The ANZ bank is the first of the big four banks to raise its interest rate by 6 basis points to 7.36 per cent despite the Reserve Bank's decision to leave the cash rate on hold at 4.25 per cent.
Mr Swan stated that Australian major banks were very profitable, and that their net interest margins were back to where they were prior to the global financial crisis. Mr. Swan made mention of the fact that since changes had been made by the Government, it had become easier for customers to "walk down the road and get a better deal."
Shadow Treasurer Joe Hockey stated that since the ANZ had defied Mr. Swan's warnings he had "lost control of the economy". He further went on to say that it would be a waste of time for customers to walk down the road for a better deal as they will most likely be lifting their rates shortly as well.
ANZ also announced that its three year fixed rate home loan rate will fall by 0.15 per cent to 5.99 per cent.

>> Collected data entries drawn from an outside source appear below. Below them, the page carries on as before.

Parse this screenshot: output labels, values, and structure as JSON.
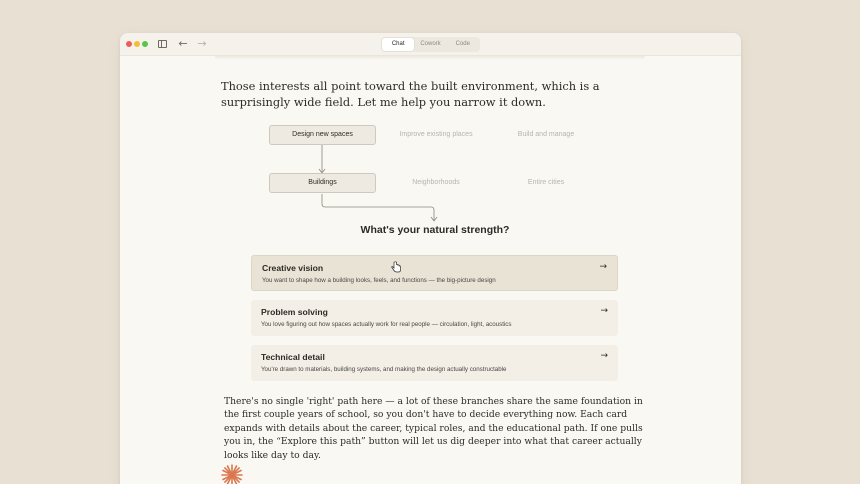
{
  "window": {
    "tabs": [
      {
        "label": "Chat",
        "active": true
      },
      {
        "label": "Cowork",
        "active": false
      },
      {
        "label": "Code",
        "active": false
      }
    ],
    "nav": {
      "back": "←",
      "forward": "→"
    }
  },
  "message": {
    "intro": "Those interests all point toward the built environment, which is a surprisingly wide field. Let me help you narrow it down.",
    "tree": {
      "row1": [
        "Design new spaces",
        "Improve existing places",
        "Build and manage"
      ],
      "row2": [
        "Buildings",
        "Neighborhoods",
        "Entire cities"
      ]
    },
    "question": "What's your natural strength?",
    "options": [
      {
        "title": "Creative vision",
        "description": "You want to shape how a building looks, feels, and functions — the big-picture design",
        "arrow": "→"
      },
      {
        "title": "Problem solving",
        "description": "You love figuring out how spaces actually work for real people — circulation, light, acoustics",
        "arrow": "→"
      },
      {
        "title": "Technical detail",
        "description": "You're drawn to materials, building systems, and making the design actually constructable",
        "arrow": "→"
      }
    ],
    "outro": "There's no single 'right' path here — a lot of these branches share the same foundation in the first couple years of school, so you don't have to decide everything now.  Each card expands with details about the career, typical roles, and the educational path. If one pulls you in, the “Explore this path” button will let us dig deeper into what that career actually looks like day to day."
  },
  "colors": {
    "background": "#e8e0d2",
    "window": "#faf8f3",
    "accent": "#d9774f"
  }
}
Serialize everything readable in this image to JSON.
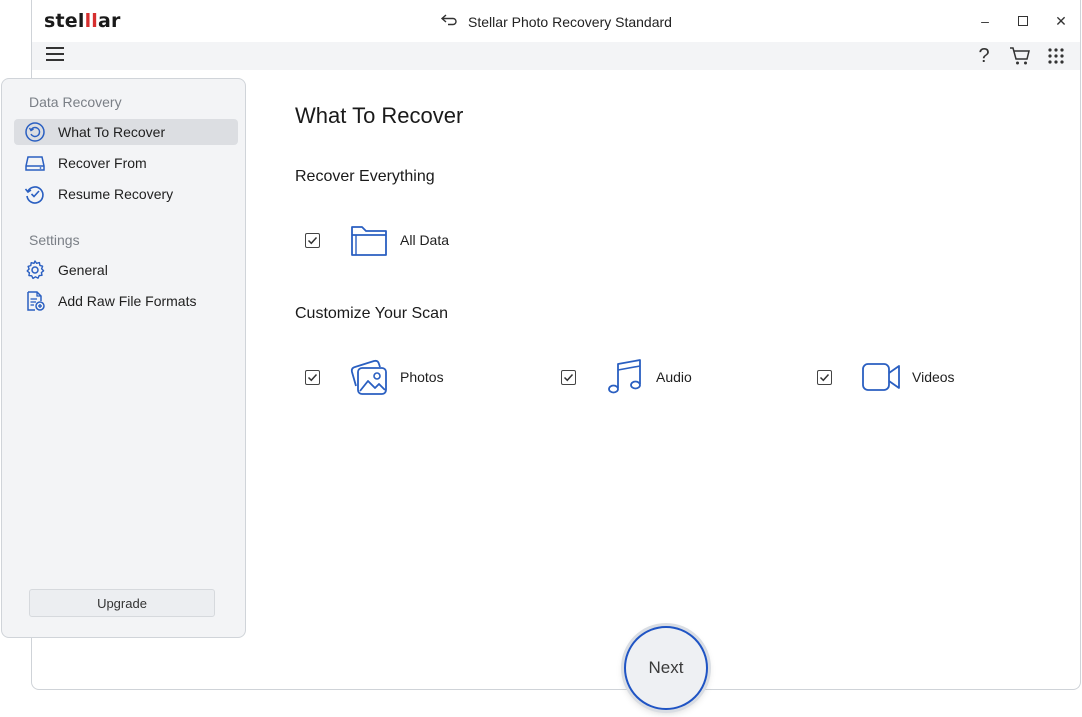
{
  "app": {
    "logo_text_a": "stel",
    "logo_text_b": "ll",
    "logo_text_c": "ar",
    "title": "Stellar Photo Recovery Standard"
  },
  "window_controls": {
    "minimize": "–",
    "maximize": "☐",
    "close": "✕"
  },
  "toolbar": {
    "help": "?"
  },
  "sidebar": {
    "data_recovery_label": "Data Recovery",
    "settings_label": "Settings",
    "items": [
      {
        "label": "What To Recover",
        "icon": "what-to-recover-icon",
        "active": true
      },
      {
        "label": "Recover From",
        "icon": "drive-icon",
        "active": false
      },
      {
        "label": "Resume Recovery",
        "icon": "resume-recovery-icon",
        "active": false
      },
      {
        "label": "General",
        "icon": "gear-icon",
        "active": false
      },
      {
        "label": "Add Raw File Formats",
        "icon": "add-file-format-icon",
        "active": false
      }
    ],
    "upgrade_label": "Upgrade"
  },
  "main": {
    "heading": "What To Recover",
    "recover_everything_label": "Recover Everything",
    "customize_label": "Customize Your Scan",
    "options": [
      {
        "label": "All Data",
        "checked": true,
        "icon": "folder-icon"
      },
      {
        "label": "Photos",
        "checked": true,
        "icon": "photos-icon"
      },
      {
        "label": "Audio",
        "checked": true,
        "icon": "music-note-icon"
      },
      {
        "label": "Videos",
        "checked": true,
        "icon": "video-camera-icon"
      }
    ],
    "next_label": "Next"
  },
  "colors": {
    "accent": "#1f54c4",
    "icon_blue": "#2a5fc1",
    "brand_red": "#d62f2f",
    "sidebar_bg": "#f3f4f6"
  }
}
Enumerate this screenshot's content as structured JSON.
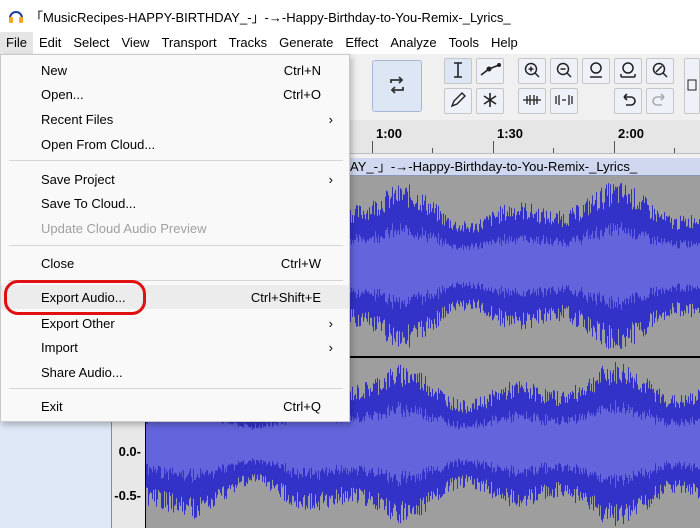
{
  "window": {
    "title": "「MusicRecipes-HAPPY-BIRTHDAY_-」-→-Happy-Birthday-to-You-Remix-_Lyrics_"
  },
  "menubar": {
    "items": [
      "File",
      "Edit",
      "Select",
      "View",
      "Transport",
      "Tracks",
      "Generate",
      "Effect",
      "Analyze",
      "Tools",
      "Help"
    ]
  },
  "file_menu": {
    "items": [
      {
        "label": "New",
        "shortcut": "Ctrl+N"
      },
      {
        "label": "Open...",
        "shortcut": "Ctrl+O"
      },
      {
        "label": "Recent Files",
        "submenu": "›"
      },
      {
        "label": "Open From Cloud..."
      },
      {
        "label": "Save Project",
        "submenu": "›"
      },
      {
        "label": "Save To Cloud..."
      },
      {
        "label": "Update Cloud Audio Preview",
        "disabled": true
      },
      {
        "label": "Close",
        "shortcut": "Ctrl+W"
      },
      {
        "label": "Export Audio...",
        "shortcut": "Ctrl+Shift+E"
      },
      {
        "label": "Export Other",
        "submenu": "›"
      },
      {
        "label": "Import",
        "submenu": "›"
      },
      {
        "label": "Share Audio..."
      },
      {
        "label": "Exit",
        "shortcut": "Ctrl+Q"
      }
    ]
  },
  "ruler": {
    "labels": [
      "1:00",
      "1:30",
      "2:00"
    ]
  },
  "track": {
    "name": "AY_-」-→-Happy-Birthday-to-You-Remix-_Lyrics_"
  },
  "scale": {
    "labels": [
      "0.0-",
      "-0.5-"
    ]
  },
  "colors": {
    "waveform": "#3232c8",
    "waveform_rms": "#6464dc",
    "background": "#9e9e9e",
    "highlight": "#e01010"
  }
}
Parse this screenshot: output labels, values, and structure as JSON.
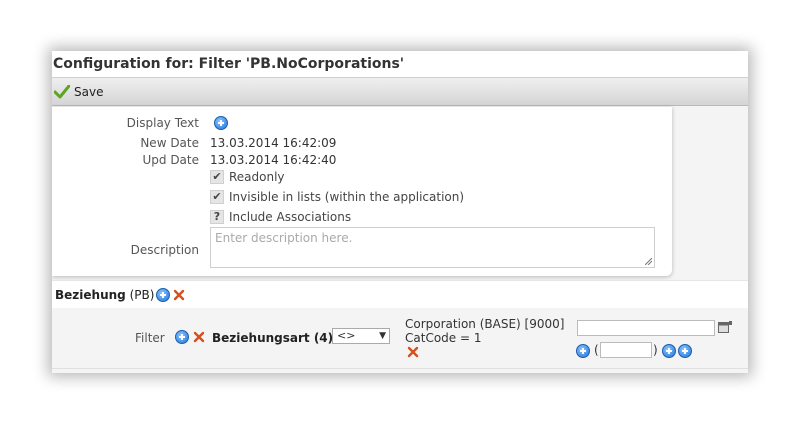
{
  "window": {
    "title": "Configuration for: Filter 'PB.NoCorporations'"
  },
  "toolbar": {
    "save_label": "Save"
  },
  "form": {
    "display_text_label": "Display Text",
    "new_date_label": "New Date",
    "new_date_value": "13.03.2014 16:42:09",
    "upd_date_label": "Upd Date",
    "upd_date_value": "13.03.2014 16:42:40",
    "readonly_label": "Readonly",
    "readonly_checked": true,
    "invisible_label": "Invisible in lists (within the application)",
    "invisible_checked": true,
    "include_assoc_label": "Include Associations",
    "include_assoc_state": "?",
    "description_label": "Description",
    "description_placeholder": "Enter description here."
  },
  "relation": {
    "name": "Beziehung",
    "suffix": "(PB)"
  },
  "filter": {
    "label": "Filter",
    "field_name": "Beziehungsart (4)",
    "operator": "<>",
    "value_line1": "Corporation (BASE) [9000]",
    "value_line2": "CatCode = 1",
    "paren_open": "(",
    "paren_close": ")"
  },
  "icons": {
    "add": "plus-circle-icon",
    "remove": "x-icon",
    "save": "checkmark-icon",
    "picker": "calendar-picker-icon"
  },
  "colors": {
    "add_blue": "#1f74d6",
    "remove_red": "#d4501c",
    "save_green": "#5ca51f"
  }
}
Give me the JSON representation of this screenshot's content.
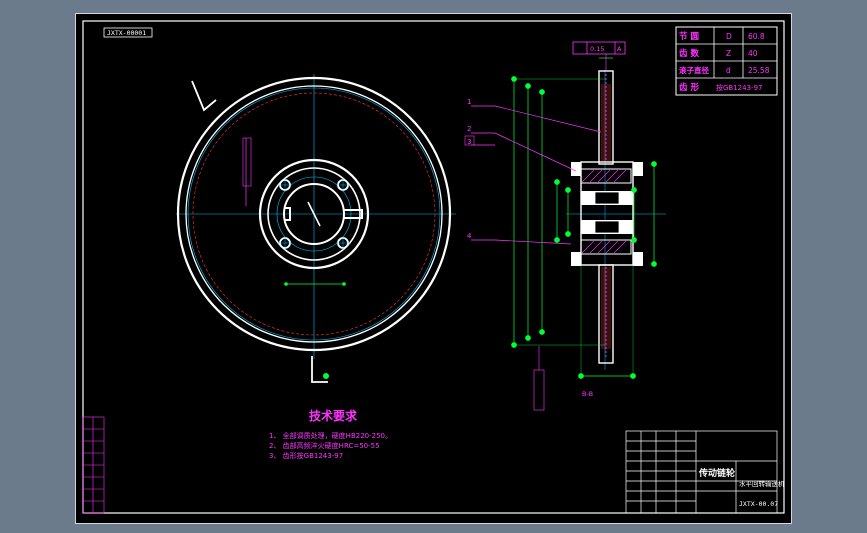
{
  "drawing": {
    "drawing_number": "JXTX-00001",
    "gear_params": [
      {
        "label": "节 圆",
        "symbol": "D",
        "value": "60.8"
      },
      {
        "label": "齿 数",
        "symbol": "Z",
        "value": "40"
      },
      {
        "label": "滚子直径",
        "symbol": "d",
        "value": "25.58"
      },
      {
        "label": "齿 形",
        "symbol": "",
        "value": "按GB1243-97"
      }
    ],
    "tolerance_frame": {
      "value": "0.15",
      "datum": "A"
    },
    "leaders": [
      "1",
      "2",
      "3",
      "4"
    ],
    "section_label": "B-B",
    "tech_title": "技术要求",
    "tech_notes": [
      "1、 全部调质处理，硬度HB220-250。",
      "2、 齿部高频淬火硬度HRC=50-55",
      "3、 齿形按GB1243-97"
    ],
    "title_block": {
      "part_name": "传动链轮",
      "org": "水平回转输送机",
      "code": "JXTX-00.07"
    }
  },
  "colors": {
    "line": "#ffffff",
    "center": "#00bfff",
    "dim": "#00ff33",
    "note": "#ff33ff",
    "hidden": "#ff3333",
    "leader": "#ff33ff"
  }
}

Phillip Chronican chief executive of ANZ stated that the reason behind the ANZ rate rise was due because of intense pressure on retail and business banking margins.
ANZ rate rise will add $6.50 per fortnight to the average home loan of $280,000.
ANZ spokesman added that 85 per cent of their customers were already ahead on their repayments, meaning that they will not need to pay more as a result of the rate rise.
Update: Westpac Bank has become the second of the four big banks to raise interest rates in defiance of the Reserve Bank of Australia (RBA). Westpac announced that it would raise its standard variable home loan rate by 0.10 percentage points to 7.46 per cent, effective from February 20.